Contra view? Team Prashant Jain dips into purse to buy relatively smaller banking stocks

NEW DELHI: Team of fund managers led by Prashant Jain at HDFC Mutual Fund seems to have a different strategy as far as the banking and financial sector is concerned.

While most of the Street, including their peers at SBI Mutual Fund, is bullish on large private names, HDFC Mutual Fund loaded on relatively smaller names in February, data collated by East India Securities shows.

The money manager bought 20-80 lakh shares of Union Bank Of India, The Federal Bank, Indian Bank, Equitas Small Finance Bank and Bank of Baroda during the month.

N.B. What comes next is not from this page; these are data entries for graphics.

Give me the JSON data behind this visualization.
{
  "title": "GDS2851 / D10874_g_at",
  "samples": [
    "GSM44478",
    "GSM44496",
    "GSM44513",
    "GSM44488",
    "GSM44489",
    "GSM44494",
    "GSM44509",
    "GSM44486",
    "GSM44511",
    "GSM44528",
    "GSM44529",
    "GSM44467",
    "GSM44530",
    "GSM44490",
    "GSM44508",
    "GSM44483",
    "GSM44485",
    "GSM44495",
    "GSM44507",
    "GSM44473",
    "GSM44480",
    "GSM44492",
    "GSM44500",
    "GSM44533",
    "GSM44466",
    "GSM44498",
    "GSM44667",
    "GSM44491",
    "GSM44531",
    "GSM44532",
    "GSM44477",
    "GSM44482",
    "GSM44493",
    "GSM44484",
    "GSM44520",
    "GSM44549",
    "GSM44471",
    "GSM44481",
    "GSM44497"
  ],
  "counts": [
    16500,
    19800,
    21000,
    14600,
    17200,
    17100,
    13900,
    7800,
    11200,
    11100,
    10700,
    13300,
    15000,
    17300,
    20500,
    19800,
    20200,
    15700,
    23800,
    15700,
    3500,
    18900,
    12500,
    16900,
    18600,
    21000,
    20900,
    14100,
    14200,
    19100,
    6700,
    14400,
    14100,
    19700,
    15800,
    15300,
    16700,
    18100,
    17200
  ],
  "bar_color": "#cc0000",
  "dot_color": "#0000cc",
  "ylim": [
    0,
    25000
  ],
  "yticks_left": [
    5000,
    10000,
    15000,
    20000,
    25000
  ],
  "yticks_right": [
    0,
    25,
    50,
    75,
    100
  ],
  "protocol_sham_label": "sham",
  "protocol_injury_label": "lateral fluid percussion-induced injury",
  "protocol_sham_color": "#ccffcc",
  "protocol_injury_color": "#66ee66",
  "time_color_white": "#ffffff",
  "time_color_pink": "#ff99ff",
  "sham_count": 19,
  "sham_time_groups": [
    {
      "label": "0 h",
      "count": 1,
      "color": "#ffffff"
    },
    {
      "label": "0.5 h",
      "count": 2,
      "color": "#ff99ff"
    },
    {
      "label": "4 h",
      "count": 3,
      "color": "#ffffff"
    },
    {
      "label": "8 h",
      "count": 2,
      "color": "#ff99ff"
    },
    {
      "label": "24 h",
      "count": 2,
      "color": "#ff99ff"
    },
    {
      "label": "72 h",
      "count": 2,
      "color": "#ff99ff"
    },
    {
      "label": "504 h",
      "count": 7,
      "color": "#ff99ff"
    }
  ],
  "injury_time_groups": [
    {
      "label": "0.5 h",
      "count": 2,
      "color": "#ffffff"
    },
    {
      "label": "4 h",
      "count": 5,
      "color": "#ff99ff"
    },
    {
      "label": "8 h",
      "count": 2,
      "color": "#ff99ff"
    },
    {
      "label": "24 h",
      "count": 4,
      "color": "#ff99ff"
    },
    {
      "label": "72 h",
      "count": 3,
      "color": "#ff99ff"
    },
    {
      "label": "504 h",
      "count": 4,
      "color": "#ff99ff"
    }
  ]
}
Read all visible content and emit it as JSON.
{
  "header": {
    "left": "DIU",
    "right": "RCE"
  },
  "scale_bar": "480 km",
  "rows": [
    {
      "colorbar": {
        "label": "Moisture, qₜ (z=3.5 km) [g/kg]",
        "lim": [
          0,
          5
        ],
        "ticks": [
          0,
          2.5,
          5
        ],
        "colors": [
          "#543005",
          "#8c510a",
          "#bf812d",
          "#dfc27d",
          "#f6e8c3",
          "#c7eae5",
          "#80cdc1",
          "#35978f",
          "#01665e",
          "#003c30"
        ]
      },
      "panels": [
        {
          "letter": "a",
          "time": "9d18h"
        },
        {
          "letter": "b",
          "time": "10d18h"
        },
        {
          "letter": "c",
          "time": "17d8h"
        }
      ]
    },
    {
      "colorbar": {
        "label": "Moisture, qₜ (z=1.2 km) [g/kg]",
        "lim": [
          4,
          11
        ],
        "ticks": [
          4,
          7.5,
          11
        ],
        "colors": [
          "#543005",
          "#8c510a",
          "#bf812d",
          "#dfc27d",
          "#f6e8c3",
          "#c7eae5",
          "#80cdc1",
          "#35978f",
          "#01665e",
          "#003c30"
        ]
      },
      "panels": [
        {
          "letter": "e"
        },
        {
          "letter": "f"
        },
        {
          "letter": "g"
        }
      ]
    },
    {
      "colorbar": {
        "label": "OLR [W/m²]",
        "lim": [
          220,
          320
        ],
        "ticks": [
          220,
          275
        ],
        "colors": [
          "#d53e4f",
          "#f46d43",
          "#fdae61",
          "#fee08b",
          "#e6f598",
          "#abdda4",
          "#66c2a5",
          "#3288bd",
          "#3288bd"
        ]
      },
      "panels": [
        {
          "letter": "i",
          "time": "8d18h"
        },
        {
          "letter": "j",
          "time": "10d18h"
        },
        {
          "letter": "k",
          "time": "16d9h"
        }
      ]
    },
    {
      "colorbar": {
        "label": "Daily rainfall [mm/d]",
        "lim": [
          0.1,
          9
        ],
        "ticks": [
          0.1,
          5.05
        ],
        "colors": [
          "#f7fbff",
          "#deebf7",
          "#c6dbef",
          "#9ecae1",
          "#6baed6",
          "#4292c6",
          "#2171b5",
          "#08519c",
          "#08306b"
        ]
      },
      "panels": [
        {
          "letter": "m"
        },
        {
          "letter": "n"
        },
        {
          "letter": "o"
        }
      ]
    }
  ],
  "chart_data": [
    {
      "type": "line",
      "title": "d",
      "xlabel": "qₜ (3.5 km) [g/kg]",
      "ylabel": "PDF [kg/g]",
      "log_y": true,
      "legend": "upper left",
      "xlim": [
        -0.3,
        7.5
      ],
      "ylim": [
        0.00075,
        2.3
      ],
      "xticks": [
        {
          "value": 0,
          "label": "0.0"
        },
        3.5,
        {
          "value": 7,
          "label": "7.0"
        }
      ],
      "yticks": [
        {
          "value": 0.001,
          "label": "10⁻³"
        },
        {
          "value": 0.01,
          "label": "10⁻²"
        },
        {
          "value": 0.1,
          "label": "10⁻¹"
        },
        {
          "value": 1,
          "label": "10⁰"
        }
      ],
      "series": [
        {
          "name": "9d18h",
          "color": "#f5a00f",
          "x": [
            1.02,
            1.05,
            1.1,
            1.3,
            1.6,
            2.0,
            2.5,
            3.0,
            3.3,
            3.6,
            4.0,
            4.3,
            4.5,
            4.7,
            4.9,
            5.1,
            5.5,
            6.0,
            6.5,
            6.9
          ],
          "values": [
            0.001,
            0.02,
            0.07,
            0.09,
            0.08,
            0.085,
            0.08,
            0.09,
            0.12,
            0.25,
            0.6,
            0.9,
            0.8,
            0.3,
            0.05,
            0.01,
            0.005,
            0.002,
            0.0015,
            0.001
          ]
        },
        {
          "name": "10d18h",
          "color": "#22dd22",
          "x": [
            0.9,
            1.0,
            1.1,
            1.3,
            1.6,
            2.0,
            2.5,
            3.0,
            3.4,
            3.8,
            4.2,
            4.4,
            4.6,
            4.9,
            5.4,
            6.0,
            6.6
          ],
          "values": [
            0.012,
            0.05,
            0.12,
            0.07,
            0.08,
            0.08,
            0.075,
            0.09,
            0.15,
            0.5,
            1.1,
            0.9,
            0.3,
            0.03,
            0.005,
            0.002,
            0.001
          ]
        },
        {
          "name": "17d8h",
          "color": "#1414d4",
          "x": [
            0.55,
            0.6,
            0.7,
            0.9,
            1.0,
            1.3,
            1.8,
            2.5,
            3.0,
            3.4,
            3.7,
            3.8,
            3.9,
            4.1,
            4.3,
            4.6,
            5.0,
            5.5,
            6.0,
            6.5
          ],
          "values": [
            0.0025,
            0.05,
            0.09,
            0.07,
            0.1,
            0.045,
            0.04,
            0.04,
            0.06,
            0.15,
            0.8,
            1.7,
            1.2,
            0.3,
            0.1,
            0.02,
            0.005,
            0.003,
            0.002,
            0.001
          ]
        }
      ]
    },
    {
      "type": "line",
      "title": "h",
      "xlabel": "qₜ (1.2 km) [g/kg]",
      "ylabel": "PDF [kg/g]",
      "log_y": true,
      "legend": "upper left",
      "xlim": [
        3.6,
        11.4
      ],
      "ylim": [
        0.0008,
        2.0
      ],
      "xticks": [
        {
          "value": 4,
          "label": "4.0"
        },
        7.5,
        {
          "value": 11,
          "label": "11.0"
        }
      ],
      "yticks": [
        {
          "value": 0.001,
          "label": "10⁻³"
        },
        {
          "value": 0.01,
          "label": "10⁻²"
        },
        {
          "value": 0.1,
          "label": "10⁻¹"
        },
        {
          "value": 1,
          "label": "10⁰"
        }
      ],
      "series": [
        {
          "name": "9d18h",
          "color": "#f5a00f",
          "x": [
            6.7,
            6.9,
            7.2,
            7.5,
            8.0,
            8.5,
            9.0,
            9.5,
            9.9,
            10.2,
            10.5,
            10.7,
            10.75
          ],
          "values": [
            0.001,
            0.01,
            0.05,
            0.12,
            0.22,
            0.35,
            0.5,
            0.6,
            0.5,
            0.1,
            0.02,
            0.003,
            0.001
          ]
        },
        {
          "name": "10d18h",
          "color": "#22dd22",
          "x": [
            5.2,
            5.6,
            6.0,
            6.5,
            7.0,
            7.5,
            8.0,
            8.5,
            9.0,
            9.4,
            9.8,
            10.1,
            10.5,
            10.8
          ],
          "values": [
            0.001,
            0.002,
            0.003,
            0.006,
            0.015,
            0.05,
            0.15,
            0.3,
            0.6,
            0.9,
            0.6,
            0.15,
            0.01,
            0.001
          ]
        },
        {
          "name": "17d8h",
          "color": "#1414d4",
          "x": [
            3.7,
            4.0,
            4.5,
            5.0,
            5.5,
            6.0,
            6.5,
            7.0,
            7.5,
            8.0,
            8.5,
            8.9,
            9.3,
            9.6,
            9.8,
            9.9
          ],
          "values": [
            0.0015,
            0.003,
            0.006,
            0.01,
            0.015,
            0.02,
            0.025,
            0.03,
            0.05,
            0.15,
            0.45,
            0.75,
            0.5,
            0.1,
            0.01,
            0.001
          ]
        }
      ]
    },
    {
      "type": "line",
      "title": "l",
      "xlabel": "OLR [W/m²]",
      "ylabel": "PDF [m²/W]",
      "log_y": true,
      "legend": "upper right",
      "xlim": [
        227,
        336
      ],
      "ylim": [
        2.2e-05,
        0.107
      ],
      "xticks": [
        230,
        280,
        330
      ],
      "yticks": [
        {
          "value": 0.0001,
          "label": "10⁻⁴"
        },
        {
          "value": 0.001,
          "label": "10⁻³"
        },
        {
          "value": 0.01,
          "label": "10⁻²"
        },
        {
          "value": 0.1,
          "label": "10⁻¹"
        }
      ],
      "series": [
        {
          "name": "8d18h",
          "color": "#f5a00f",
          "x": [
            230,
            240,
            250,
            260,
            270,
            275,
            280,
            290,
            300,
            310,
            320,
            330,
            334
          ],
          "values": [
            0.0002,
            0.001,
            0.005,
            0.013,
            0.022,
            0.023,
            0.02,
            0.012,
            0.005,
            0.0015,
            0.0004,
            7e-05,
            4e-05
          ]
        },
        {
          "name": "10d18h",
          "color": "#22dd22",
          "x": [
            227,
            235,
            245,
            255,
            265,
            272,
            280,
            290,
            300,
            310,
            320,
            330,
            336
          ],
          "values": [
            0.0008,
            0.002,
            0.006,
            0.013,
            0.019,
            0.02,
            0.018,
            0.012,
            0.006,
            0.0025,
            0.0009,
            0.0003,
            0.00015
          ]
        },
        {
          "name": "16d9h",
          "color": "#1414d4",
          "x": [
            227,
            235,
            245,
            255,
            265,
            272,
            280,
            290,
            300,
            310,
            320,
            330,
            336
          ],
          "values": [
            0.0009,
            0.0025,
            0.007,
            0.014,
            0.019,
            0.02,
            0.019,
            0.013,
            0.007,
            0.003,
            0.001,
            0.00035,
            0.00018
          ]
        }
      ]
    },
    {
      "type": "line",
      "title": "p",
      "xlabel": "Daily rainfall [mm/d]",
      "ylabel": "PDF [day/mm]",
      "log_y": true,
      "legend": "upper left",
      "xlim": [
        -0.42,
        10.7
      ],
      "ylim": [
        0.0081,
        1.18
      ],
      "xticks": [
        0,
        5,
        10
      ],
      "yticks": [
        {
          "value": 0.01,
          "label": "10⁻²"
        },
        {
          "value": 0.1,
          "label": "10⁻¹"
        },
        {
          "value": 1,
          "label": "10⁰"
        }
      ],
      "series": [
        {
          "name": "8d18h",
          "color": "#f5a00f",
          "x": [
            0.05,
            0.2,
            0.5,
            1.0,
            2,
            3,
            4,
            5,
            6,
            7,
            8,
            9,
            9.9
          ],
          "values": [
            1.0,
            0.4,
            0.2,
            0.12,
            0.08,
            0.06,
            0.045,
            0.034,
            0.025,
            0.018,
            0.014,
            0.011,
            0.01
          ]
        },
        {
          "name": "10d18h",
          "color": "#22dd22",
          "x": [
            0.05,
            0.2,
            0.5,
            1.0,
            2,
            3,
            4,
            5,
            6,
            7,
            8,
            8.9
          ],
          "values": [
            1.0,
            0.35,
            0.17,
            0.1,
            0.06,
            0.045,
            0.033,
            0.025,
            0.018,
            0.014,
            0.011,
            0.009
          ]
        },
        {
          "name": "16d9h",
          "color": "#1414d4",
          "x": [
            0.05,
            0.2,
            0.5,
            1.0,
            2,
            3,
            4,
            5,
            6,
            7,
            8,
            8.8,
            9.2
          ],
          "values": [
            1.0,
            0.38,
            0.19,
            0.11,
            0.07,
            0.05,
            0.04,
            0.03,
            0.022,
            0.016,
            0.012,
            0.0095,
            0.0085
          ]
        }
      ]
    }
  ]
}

Banking stocks have seen a lot of volatility in the last few months and concerns over rising inflation and a consequent interest rate hike. Amid such a scenario most analysts have been confident about the outperformance of large private banks like ICICI Bank and Axis Bank.

A source who is aware of the investment decisions at the fund house said some mid and smallcap funds have bought these names. “The idea was just to make the most of the market crash and pick such stocks at low prices,” the person said.

A spokesperson for HDFC Mutual Fund declined to comment.

The biggest worry for banks seems to be if the rising inflation will dent consumption in the country. “We have not seen aggressive loan growth recently that can cause high stress (in terms of NPA). However, we might see a slower pick-up in credit demand when borrowers weigh the benefit of putting fresh capex because a weak consumption cycle could limit demand,” said MB Mahesh of Kotak Securities.

Among other top buys for the HDFC fund managers were GAIL (India), Ashok Leyland, Zee Entertainment Enterprises, ITC and Gabriel India of which they bought 20-45 lakh shares.


Meanwhile, the fund house sold 10-67 lakh shares of Exide Industries, State Bank of India, Bharat Electronics, United Spirits, Carborundum Universal, Tata Steel and Zomato.

New-age tech stocks, including Zomato, have fallen out of favour with many fund houses and they are now trimming their stakes in them, cutting losses. Most of these stocks are trading down up to 70 per cent from their IPO prices.

Some of the buying and selling could also be because of adjustments in indices that are followed by passive funds.